Paralelamente, o espectador descobre que Hero faz parte de um grupo de mulheres que se rebelaram contra o comitê de homens pássaros, que desfrutaram de destinos injustos e foram apagadas da história. O caráter rebelde do grupo feminino consistia em saber manipular ervas, ler e escrever suas próprias histórias ou repassá-las através de bordados feitos em peças de roupas para que essas ganhassem o conhecimento de gerações distintas.

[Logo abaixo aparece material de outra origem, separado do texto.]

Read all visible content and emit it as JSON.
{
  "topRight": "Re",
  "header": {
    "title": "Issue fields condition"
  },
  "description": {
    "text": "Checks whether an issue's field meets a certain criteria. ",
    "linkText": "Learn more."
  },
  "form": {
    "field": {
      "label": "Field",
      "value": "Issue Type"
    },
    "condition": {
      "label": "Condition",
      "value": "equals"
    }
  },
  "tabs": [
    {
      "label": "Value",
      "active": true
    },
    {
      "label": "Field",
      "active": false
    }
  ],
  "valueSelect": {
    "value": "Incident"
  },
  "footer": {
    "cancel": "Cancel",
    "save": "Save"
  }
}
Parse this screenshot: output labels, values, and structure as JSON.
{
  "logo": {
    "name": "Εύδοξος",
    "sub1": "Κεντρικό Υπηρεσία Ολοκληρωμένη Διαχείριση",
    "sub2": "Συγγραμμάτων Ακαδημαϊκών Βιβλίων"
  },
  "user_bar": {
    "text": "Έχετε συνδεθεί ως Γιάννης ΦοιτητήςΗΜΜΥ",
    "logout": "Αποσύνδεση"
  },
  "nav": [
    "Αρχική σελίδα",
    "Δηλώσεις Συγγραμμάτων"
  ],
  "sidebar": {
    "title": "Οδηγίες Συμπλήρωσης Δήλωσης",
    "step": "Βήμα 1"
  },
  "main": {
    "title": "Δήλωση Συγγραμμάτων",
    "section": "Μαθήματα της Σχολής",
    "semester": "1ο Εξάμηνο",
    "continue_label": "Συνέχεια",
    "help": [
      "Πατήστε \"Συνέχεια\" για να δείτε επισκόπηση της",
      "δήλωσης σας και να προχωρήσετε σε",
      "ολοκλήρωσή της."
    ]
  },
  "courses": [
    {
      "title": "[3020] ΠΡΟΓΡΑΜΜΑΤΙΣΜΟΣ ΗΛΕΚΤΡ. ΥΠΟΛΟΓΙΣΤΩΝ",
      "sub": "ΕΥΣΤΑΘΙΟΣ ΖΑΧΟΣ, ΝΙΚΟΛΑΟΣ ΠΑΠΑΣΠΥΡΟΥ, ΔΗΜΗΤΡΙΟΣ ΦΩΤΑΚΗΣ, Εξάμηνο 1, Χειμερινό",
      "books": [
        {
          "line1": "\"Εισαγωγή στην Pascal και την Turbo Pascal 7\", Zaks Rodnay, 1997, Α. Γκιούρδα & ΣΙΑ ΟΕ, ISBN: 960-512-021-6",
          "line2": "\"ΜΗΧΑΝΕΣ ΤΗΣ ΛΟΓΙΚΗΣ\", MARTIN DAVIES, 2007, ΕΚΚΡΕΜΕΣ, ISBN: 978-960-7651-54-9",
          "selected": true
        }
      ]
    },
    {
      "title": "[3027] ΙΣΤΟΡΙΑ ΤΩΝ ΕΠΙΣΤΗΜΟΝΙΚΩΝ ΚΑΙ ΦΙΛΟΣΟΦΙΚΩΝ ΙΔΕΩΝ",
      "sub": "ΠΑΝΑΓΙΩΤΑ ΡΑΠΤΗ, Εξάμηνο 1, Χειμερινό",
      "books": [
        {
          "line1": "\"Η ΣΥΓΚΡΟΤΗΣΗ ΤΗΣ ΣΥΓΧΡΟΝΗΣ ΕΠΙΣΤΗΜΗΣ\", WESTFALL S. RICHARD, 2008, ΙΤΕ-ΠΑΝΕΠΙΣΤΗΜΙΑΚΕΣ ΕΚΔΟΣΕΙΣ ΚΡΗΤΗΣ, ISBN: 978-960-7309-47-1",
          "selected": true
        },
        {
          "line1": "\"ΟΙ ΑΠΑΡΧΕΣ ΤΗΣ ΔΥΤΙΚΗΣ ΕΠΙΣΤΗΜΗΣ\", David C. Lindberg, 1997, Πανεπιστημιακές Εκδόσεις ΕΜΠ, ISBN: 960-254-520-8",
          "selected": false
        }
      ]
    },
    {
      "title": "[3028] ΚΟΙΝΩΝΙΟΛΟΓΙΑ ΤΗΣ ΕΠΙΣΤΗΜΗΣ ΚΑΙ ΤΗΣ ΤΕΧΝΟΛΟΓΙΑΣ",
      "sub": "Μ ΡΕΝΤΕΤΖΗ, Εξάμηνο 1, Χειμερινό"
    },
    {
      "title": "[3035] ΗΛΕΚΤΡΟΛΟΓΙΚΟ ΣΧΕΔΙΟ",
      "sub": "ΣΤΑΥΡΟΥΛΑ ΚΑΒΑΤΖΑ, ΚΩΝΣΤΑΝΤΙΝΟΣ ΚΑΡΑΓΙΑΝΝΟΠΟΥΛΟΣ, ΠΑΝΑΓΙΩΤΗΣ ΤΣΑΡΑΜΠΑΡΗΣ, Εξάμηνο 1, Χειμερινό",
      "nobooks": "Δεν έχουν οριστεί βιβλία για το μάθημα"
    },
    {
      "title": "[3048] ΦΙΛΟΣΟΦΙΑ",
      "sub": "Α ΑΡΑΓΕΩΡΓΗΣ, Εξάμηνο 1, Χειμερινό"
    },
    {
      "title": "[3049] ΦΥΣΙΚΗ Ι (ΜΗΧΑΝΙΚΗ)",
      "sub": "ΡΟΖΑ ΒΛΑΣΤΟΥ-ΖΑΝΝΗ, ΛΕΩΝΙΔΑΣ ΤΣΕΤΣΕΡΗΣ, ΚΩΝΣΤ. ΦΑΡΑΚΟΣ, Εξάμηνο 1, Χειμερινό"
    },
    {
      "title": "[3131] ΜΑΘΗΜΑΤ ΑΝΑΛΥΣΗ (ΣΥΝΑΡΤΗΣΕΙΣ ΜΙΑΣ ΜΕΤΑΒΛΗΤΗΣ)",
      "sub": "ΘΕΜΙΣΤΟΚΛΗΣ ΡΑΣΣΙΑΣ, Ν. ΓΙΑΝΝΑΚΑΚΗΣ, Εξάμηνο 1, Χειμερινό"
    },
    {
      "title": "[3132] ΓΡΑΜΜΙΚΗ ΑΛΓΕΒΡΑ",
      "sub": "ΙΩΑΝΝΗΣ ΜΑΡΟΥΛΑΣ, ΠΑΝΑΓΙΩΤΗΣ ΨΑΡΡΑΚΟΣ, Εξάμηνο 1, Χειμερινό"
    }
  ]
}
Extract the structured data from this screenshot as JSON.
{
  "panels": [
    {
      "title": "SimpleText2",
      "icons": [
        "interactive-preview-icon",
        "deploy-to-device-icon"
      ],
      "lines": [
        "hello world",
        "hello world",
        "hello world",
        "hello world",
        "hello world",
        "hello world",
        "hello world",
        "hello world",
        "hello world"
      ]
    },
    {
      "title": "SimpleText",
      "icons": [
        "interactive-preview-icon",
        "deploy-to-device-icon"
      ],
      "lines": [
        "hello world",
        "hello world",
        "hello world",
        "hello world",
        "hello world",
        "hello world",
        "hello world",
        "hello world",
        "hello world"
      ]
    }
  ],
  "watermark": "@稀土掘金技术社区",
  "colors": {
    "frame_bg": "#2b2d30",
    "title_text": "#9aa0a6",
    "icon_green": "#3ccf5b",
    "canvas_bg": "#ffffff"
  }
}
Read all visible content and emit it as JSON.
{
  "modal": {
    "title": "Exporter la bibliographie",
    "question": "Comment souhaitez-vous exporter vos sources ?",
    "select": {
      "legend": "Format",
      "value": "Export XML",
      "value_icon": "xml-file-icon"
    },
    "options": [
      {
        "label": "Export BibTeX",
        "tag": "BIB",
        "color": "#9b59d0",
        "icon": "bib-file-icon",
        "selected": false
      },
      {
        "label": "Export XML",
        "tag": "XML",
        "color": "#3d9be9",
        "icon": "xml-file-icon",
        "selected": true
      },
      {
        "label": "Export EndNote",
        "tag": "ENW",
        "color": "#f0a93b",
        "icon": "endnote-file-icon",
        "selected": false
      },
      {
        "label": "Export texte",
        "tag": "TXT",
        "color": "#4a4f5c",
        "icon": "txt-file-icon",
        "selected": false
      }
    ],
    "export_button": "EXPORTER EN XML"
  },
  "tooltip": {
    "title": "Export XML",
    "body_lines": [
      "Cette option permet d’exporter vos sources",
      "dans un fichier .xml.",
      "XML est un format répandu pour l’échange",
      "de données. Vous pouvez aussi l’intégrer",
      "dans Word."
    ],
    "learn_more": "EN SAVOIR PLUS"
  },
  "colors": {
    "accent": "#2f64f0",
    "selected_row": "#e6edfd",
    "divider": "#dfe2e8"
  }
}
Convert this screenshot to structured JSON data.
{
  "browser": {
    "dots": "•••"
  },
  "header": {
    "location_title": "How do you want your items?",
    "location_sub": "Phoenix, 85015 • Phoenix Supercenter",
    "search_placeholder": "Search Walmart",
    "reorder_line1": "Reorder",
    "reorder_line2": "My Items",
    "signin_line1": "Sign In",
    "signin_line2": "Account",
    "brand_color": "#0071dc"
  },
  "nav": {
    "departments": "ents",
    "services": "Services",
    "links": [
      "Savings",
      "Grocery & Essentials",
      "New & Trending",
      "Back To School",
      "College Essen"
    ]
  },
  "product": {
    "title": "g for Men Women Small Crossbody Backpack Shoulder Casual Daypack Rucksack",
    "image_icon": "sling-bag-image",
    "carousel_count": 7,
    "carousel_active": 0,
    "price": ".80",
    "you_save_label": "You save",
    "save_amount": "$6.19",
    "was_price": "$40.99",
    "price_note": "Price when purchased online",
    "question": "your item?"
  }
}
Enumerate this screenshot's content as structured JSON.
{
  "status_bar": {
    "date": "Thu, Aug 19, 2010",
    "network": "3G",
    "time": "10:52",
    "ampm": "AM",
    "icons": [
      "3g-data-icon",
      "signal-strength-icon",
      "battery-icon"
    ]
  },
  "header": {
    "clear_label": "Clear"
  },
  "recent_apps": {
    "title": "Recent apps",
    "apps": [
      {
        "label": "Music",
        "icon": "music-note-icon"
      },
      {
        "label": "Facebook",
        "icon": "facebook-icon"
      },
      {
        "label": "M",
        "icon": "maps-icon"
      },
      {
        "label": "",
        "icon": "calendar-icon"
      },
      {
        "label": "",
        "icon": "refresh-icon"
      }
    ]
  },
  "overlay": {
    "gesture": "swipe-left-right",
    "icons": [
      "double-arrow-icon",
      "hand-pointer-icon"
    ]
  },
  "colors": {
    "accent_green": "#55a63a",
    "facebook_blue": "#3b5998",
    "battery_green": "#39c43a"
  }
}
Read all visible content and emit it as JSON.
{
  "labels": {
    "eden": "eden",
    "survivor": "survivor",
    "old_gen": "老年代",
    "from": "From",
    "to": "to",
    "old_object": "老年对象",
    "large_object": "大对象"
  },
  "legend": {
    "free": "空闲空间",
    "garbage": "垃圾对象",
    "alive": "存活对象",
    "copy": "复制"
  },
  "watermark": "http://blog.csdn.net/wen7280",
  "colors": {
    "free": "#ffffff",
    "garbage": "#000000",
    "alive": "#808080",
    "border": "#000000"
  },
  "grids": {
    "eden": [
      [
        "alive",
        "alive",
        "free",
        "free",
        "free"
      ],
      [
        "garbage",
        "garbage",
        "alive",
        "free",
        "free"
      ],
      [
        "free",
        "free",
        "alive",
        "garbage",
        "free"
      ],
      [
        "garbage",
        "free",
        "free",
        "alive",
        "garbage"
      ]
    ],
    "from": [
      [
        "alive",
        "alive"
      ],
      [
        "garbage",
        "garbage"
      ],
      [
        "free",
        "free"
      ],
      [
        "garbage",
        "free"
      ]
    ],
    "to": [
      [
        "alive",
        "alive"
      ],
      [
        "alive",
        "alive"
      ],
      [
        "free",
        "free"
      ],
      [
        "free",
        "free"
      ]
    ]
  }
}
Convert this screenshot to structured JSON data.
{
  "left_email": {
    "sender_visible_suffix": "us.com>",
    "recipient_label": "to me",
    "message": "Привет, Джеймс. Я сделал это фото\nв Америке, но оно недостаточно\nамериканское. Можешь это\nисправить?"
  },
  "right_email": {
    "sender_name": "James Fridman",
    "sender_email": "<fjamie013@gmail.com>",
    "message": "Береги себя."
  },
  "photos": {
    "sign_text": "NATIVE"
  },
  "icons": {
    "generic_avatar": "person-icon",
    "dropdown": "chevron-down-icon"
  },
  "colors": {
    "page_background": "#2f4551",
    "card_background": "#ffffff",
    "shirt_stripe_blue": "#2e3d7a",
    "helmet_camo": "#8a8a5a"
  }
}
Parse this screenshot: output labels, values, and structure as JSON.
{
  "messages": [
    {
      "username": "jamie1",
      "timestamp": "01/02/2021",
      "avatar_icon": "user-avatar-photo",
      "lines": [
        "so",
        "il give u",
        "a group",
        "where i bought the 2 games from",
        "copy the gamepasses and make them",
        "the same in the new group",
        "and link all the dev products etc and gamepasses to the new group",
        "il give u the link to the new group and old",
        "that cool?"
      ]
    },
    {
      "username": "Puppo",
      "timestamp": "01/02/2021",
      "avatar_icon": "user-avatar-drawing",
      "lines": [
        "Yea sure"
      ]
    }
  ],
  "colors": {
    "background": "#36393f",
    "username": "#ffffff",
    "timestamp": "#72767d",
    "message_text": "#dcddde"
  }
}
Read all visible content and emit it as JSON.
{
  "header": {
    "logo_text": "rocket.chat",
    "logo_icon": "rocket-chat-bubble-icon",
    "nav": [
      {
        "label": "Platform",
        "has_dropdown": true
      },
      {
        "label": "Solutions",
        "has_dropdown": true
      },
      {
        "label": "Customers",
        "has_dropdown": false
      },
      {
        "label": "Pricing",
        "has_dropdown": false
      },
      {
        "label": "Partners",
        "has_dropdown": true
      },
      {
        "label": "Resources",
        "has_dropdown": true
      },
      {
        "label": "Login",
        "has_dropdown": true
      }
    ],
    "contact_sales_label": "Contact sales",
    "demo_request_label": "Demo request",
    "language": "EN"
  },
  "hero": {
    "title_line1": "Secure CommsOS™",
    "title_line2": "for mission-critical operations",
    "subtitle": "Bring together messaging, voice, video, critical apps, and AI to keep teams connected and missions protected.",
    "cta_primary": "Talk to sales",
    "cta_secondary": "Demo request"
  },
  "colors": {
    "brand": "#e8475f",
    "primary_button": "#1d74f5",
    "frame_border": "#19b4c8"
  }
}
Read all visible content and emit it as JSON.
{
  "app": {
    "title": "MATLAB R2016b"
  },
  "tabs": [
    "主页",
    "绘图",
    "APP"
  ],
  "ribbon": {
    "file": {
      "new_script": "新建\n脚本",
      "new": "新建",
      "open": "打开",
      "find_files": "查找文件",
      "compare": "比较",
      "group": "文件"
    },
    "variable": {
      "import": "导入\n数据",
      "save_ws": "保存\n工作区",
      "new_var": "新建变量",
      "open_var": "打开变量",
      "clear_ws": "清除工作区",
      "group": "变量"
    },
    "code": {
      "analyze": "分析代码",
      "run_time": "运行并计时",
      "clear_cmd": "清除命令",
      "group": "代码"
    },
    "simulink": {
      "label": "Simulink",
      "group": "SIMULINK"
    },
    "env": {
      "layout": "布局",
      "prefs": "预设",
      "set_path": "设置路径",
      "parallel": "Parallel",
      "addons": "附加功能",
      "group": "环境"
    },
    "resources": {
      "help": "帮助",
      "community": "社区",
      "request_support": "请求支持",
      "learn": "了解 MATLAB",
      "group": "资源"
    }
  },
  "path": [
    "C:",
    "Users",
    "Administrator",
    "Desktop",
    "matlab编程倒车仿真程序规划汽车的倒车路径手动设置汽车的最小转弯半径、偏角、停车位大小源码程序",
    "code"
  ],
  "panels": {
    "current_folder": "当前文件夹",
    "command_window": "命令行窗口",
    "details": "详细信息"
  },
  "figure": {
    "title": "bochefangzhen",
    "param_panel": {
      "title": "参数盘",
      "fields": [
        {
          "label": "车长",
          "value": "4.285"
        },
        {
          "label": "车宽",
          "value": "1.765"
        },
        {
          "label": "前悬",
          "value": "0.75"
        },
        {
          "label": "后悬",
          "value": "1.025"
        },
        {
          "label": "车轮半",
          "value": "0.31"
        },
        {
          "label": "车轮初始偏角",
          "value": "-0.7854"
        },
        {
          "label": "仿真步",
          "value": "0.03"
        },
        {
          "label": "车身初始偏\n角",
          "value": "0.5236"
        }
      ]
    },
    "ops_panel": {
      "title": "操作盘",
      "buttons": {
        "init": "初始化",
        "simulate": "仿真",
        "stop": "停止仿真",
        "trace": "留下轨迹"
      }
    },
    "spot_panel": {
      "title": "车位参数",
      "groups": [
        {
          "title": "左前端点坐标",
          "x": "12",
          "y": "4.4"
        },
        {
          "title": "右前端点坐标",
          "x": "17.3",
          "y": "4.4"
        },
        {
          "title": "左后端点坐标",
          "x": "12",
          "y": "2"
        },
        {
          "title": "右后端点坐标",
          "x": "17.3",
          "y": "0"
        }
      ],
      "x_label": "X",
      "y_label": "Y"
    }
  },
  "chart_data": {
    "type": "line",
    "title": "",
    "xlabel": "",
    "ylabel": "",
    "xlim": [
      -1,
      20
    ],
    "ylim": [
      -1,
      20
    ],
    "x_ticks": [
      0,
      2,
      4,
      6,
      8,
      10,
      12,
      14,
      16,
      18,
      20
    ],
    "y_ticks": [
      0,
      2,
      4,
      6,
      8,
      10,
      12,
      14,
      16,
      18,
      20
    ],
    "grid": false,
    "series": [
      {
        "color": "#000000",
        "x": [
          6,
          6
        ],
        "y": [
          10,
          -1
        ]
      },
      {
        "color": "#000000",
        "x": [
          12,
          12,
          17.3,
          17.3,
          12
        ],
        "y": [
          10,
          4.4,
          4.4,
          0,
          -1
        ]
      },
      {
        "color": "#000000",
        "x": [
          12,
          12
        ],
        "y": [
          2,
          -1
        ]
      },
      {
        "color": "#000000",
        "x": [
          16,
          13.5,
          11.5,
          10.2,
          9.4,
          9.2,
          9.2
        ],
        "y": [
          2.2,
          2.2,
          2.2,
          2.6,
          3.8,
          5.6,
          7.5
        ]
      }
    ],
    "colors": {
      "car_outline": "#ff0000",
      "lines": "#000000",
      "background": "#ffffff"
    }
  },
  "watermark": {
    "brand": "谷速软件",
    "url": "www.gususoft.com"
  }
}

O interessante de “100 noites de desejo” é que a aventura é construída de forma sufocante, onde a violência transpira através da troca de olhares, do não gesto, da ausência de diálogos e da instalação do silêncio. A sensação claustrofóbica é potencializada com a adoção de um figurino contendo peças com amarrações, corseletes, golas cerradas e looks discretos.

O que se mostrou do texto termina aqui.